Bien accueillir, former les professionnels et impliquer les personnes migrantes

L’Orspere-Samdarra insiste ainsi sur le rôle que joue la politique d’accueil dans le soin des troubles en santé mentale, mais aussi leur prévention. Pour Gwen Le Goff, « l’hébergement et l’accompagnement sont deux dimensions fondamentales » pour prévenir les situations traumatogènes, comme le fait de devoir vivre à la rue, et les violences qui peuvent en découler.

Au cours d’une Journée d’étude qui s’est tenue le 14 mai 2024, l’observatoire a notamment mis en avant le cas des mineurs isolés étrangers et des jeunes migrants. Les troubles de la santé mentale qui touchent ces jeunes sont aggravés par une politique d’accueil parfois inadaptée, et la précarité dans laquelle peuvent être plongés ceux qui attendent plusieurs mois la reconnaissance de leur minorité par le juge des enfants, sans solution d’hébergement. Or, pour ce public particulièrement vulnérable, « on peine à trouver des réponses adaptées », déplore Gwen Le Goff.

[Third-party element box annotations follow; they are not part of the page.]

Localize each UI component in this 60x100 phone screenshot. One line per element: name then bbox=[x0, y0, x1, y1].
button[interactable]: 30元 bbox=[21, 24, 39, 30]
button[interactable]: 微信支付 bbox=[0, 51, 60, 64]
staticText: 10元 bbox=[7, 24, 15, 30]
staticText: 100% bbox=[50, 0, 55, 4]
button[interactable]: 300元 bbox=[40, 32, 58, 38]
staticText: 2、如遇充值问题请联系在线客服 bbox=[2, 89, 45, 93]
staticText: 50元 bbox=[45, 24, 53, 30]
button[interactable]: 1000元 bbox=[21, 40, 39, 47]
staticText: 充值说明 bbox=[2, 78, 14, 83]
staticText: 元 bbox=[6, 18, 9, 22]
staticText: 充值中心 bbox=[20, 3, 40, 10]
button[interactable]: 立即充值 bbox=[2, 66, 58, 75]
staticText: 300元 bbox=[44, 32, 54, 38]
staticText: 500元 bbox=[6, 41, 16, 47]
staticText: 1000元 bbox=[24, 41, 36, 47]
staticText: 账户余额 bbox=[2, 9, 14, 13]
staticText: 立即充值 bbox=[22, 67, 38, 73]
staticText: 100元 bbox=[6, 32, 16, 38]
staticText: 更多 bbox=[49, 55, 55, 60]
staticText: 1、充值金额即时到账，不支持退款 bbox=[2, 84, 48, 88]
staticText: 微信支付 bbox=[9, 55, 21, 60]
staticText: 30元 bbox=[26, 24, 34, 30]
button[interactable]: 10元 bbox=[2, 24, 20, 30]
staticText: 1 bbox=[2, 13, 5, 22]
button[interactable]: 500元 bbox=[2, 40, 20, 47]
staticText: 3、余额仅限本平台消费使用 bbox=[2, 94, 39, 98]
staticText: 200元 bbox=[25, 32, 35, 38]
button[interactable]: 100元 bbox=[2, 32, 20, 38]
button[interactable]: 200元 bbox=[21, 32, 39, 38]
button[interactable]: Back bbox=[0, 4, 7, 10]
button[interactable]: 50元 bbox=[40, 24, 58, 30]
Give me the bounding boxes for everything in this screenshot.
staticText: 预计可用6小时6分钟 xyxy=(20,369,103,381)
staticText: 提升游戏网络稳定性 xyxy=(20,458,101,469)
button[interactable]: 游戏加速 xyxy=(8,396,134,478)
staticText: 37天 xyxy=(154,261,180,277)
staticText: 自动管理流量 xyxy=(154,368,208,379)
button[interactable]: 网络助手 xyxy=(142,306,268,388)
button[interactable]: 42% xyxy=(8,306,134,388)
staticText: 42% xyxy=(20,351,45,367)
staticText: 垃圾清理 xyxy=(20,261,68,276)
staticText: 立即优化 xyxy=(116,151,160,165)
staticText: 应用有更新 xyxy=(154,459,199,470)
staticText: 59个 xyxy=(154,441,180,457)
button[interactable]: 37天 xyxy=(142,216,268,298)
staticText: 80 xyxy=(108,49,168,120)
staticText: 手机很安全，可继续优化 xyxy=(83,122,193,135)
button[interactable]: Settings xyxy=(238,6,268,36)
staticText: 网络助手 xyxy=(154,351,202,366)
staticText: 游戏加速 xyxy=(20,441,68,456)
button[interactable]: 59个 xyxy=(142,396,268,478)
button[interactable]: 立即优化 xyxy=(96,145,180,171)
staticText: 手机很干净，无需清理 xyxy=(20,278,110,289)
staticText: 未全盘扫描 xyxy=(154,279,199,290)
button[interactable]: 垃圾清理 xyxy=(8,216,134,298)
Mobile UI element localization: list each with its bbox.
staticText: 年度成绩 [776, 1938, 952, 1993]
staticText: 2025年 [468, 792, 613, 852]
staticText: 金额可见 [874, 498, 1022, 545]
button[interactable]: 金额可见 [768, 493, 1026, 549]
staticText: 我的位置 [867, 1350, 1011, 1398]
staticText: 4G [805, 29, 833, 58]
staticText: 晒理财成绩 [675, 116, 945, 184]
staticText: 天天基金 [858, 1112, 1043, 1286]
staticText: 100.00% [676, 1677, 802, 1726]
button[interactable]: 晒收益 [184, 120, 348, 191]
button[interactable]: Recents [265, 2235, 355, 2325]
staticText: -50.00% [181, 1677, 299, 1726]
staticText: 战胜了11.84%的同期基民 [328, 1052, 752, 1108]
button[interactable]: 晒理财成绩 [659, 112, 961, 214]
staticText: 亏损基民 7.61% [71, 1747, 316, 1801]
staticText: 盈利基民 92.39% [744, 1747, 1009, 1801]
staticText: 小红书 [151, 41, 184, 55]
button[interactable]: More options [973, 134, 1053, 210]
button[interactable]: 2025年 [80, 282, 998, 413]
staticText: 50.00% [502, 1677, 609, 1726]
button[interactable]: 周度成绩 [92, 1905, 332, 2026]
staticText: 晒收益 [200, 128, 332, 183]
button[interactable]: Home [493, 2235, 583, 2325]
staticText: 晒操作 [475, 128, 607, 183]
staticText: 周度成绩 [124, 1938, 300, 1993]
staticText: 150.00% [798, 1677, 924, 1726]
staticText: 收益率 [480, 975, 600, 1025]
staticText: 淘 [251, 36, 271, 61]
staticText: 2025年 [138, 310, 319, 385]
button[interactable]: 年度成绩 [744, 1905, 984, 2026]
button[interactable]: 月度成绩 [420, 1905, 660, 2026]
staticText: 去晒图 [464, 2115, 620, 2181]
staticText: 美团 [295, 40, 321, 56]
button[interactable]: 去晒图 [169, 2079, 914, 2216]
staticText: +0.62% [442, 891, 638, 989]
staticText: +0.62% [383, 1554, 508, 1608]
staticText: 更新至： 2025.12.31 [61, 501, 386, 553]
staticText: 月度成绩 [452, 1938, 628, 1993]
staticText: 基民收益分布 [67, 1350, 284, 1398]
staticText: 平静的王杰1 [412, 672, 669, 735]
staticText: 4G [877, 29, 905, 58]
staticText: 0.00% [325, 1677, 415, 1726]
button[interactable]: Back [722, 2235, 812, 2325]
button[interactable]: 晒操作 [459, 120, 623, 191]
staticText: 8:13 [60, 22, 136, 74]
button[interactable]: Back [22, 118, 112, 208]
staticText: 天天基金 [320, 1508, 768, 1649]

L’observatoire plaide également pour une intégration des problématiques de santé mentale à tous les niveaux de l’accueil et de l’accompagnement. La formation des intervenants sociaux, en tant qu’acteurs de première ligne, est un enjeu majeur. Mais il faut pour cela qu’ils « aient les conditions de travail pour que ce soit possible ». Le cycle de formation « Prisme – Précarité et santé mentale » à destination des professionnels accompagnant des publics en situation de précarité et proposé par l’observatoire jusqu’en 2026, vise à améliorer l’accompagnement en santé mentale des personnes en situation de précarité.

Rendre possible le soin pour les personnes exilées passe aussi par la participation des personnes concernées à leur accompagnement. Les personnes exilées sont dotées de connaissances uniques sur la procédure d’asile et le milieu associatif, mais aussi sur l’expérience de l’éloignement de la famille et des difficultés liées à l’arrivée dans un pays étranger. L’Orspere-Samdarra assure des formations et un soutien pour permettre à des personnes exilées d’intervenir en tant que pair aidant, médiateur pair, ou interprète médiateur.

Enfin, au sein de « L’espace », l’Ospere-Samdarra propose depuis 2020 un accueil à destination des personnes migrantes, pour des activités conviviales et des échanges accompagnés par une équipe pluridisciplinaire, comptant notamment des médiateurs ayant une expérience de la migration. Ces derniers jouent un rôle important dans la dé-stigmatisation de la santé mentale et la libération de la parole.

Face à l‘augmentation des besoins de prise en charge sanitaire et sociale des publics vulnérables et à la précarisation croissante des personnes migrantes sur le territoire national, l’Orspere-Samdarra entend poursuivre son action de sensibilisation, de formation des professionnels et de prise en charge des personnes exilées.

 

¹ Blackmore R., Boyle J.A., Fazel M. et al. (2020), « The prevalence of mental illness in refugees and asylum seekers: A systematic review and meta- analysis », PLoS Med, 17(9): e1003337

Histoire de l’Orspere-Samdarra

Basé à Bron (métropole de Lyon), l’Observatoire régional de la souffrance psychique en rapport avec l’exclusion (Orspere) est créé en 1996 par Jean Furtos, psychiatre, et Christian Laval, sociologue. Revendiquée dès sa création, l’interdisciplinarité de l’observatoire est renforcée en 2013 par la fusion avec le Réseau Santé mentale, précarité, demandeurs d’asile et réfugiés en Rhône-Alpes (Samdarra), un centre de ressources destiné aux professionnels et bénévoles de l’accueil, de l’accompagnement et du soin des personnes réfugiées et demandeuses d’asile.

L’Orspere-Samdarra est aujourd’hui hébergé au Centre hospitalier le Vinatier (Bron, métropole de Lyon), et se divise en trois pôles : Recherche, Ressource et Édition.